Michigan Attorney General Bill Schuette has accused the Oklahoma-based energy company of swindling landowners in northern Michigan.
Peter Payette is with our partners at Interlochen Public Radio and he has been covering this story.
How did all of this start?
Around May of 2010, the state auctioned off the right to drill for oil and gas on public land.
"And that auction saw prices that were astronomical. The state in one day raised as much money from the sale of oil and gas rights as it had raised in its entire history," Payette says. "And that's because out-of-state companies believed that by using these newer methods of horizontal hydraulic fracturing that they could make a lot of money by drilling deep down in the ground and taking out natural gas."
These companies went out to private landowners that summer and asked to explore their properties for oil and gas. The landowners signed leases. "And those promised what is called a 'order of payment' and in many cases the landowners did not receive payment and may say they were cheated and are owed money," Payette says.

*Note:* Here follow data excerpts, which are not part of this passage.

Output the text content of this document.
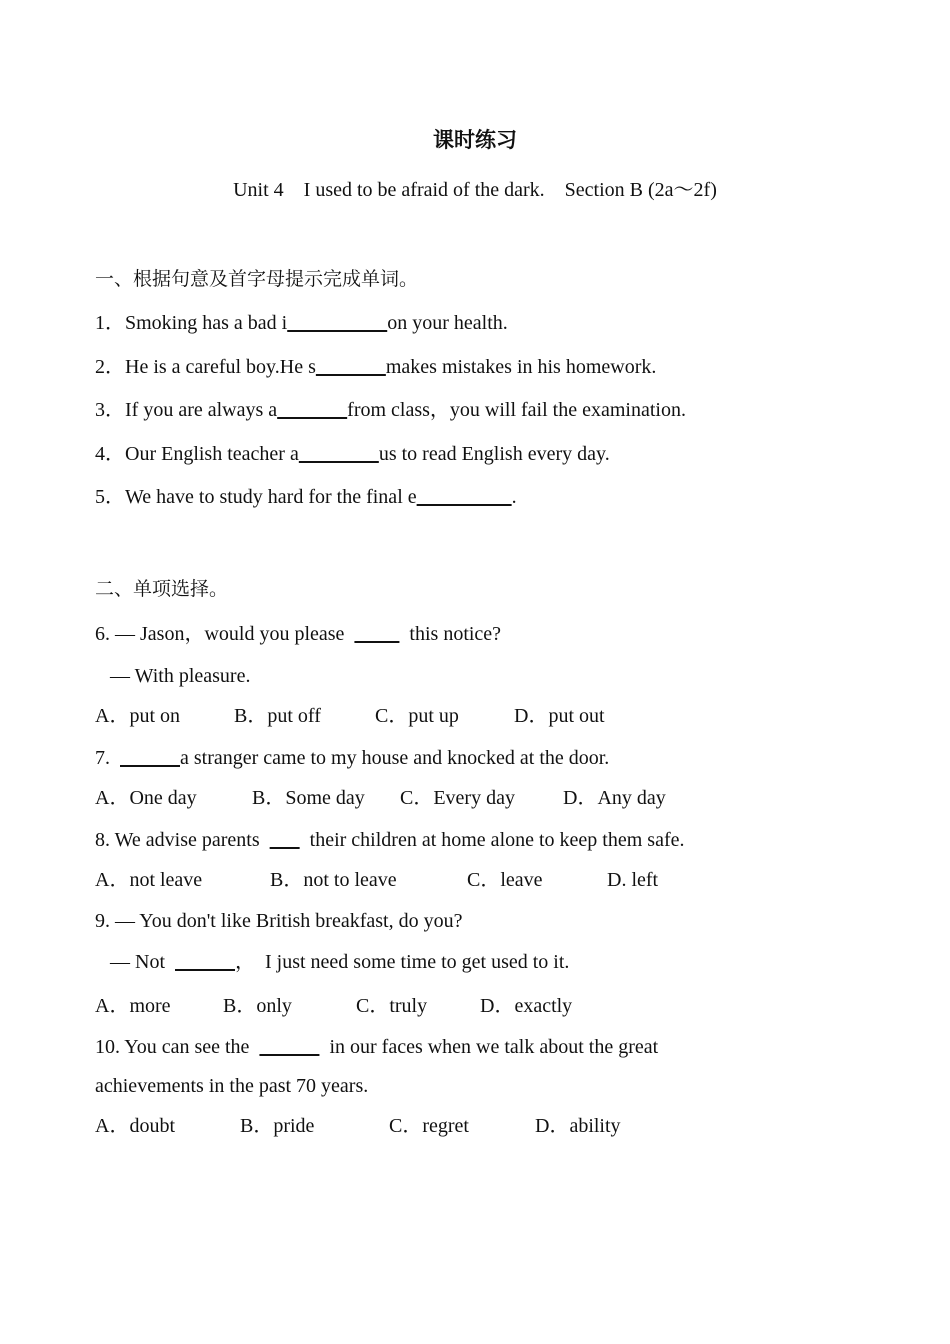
课时练习
Unit 4    I used to be afraid of the dark.    Section B (2a～2f)
一、根据句意及首字母提示完成单词。
1．Smoking has a bad i	on your health.
2．He is a careful boy.He s	makes mistakes in his homework.
3．If you are always a	from class，you will fail the examination.
4．Our English teacher a	us to read English every day.
5．We have to study hard for the final e	.
二、单项选择。
6. — Jason，would you please             this notice?
— With pleasure.
A．put on	B．put off	C．put up	D．put out
7.	a stranger came to my house and knocked at the door.
A．One day	B．Some day C．Every day D．Any day
8. We advise parents          their children at home alone to keep them safe.
A．not leave	B．not to leave	C．leave	D. left
9. — You don't like British breakfast, do you?
— Not	，  I just need some time to get used to it.
A．more	B．only	C．truly	D．exactly
10. You can see the	in our faces when we talk about the great
achievements in the past 70 years.
A．doubt	B．pride	C．regret	D．ability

This June, Michigan Attorney General Bill Schuette accused one of the companies, Chesapeake Energy, of defrauding some landowners and conspiring to cheat them out of what they were owed.
From the AG's office:
On June 5, 2014, Schuette filed his second independent criminal case against Chesapeake Energy Corp. The complaint filed by Schuette alleges that Chesapeake directed their agents to recruit multiple Northern Michigan landowners to lease their land to Chesapeake the summer of 2010. It is alleged that landowners notified the agents of existing mortgages on the land to be leased before signing the lease, and the agents allegedly indicated the mortgages would not be a problem. When competition from competitors stopped, Chesapeake – through its leasing agents including Oil Niagaran and a shell corporation called Northern Michigan Exploration – allegedly cancelled nearly all the leases, using mortgages and other bogus reasons, as the purported basis for the cancellation. Schuette alleges Chesapeake therefore obtained uncompensated land options from these landowners by false pretenses, and prevented competitors from leasing the land.
'Dry holes change things'
This week, Cheboygan District Court Judge Maria Barton says those charges can go forward because there's enough evidence to go to trial.
In her order, she references an exhibit that quotes Aubrey McClendon, the CEO of Chesapeake at the time.
"And according to the judge, this exhibit has McClendon talking to a agent of Chesapeake [Energy] saying they just drilled a dry hole. And in his words, "dry holes often dramatically change things,'" explains Payette.
Payette says the quote implies the company did some drilling and their findings "didn't look as good as it did when they signed all the leases and so that is why they wanted to get out of them."
However, the reasons given to various landowners were statements such as 'there's a mortgage on the property that creates an encumberance so we can't go ahead with our agreement,' " Payette says.
Chesapeake responds
Chesapeake says that these are business disputes — a disagreement about the terms of a contract. In an email, a spokesperson says it's not surprising that the judge is allowing it to go to trial, but the burden of proof will be very high in court.
Chesapeake also accuses Michigan's attorney general of trying to criminalize business disagreements.